Where Reality Sells
A lot of people, Democratic and Republican, have been saying that yesterday’s election was “the most important in our lifetime.” It wasn’t — and wouldn’t have been had the presidential race gone the other way.
But as it is, the outcome was hardly shocking. An incumbent got re-elected. Wow.
The Senate solidified its Democratic position; the House remained solidly Republican. America after Election Day looks almost exactly the same as America before.
So, why so little change?
Blame it on “hope.”
Face it: in electoral politics, fantasy sells. Mainstream politicians love to promote The Dream. Not the American Dream, which is about hard work and honest dealing, but the Changeling Dream, about getting something for nothing. Or getting ahead at others’ expense. At present, this Dream rests upon spending more than government takes in forever and ever, believing that somehow there are no disastrous consequences to the resulting accumulation of debt.
Democratic politicians may be better able to describe their lavish dreams for all that government can do, but Republican office-holders sure seem to hang out on that same street in Dreamland.
Now they’ve just about all been re-elected to go back and hang out for another term.
What can we do?

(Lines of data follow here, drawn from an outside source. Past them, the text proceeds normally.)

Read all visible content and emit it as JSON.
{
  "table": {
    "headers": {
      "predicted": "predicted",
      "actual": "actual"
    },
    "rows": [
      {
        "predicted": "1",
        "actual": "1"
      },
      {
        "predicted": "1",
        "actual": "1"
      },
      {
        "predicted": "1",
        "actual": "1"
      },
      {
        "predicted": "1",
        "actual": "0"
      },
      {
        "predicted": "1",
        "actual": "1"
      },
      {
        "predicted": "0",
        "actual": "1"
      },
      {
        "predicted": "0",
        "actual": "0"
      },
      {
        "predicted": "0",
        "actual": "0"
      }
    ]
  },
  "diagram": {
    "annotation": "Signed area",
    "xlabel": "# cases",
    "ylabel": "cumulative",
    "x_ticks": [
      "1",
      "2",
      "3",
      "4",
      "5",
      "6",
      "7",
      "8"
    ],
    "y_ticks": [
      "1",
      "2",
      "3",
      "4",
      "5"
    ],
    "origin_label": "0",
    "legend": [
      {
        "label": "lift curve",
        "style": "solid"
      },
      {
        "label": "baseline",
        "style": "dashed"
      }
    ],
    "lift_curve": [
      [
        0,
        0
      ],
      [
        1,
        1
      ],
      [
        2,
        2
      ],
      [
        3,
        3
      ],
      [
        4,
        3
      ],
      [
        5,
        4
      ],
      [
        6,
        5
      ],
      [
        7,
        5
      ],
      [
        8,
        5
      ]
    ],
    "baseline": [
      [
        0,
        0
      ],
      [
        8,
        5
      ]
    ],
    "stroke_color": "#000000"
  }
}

Hope they change their spots?
No. That’s too passive. “Cast your whole vote,” Henry David Thoreau wrote, “not a strip of paper merely, but your whole influence.”
How? In 2013 and 2014, citizens can petition to put important issues on state and local ballots. We change the terms of political debate; we gain the upper hand — and put common sense back into government.
This is Common Sense. I’m Paul Jacob.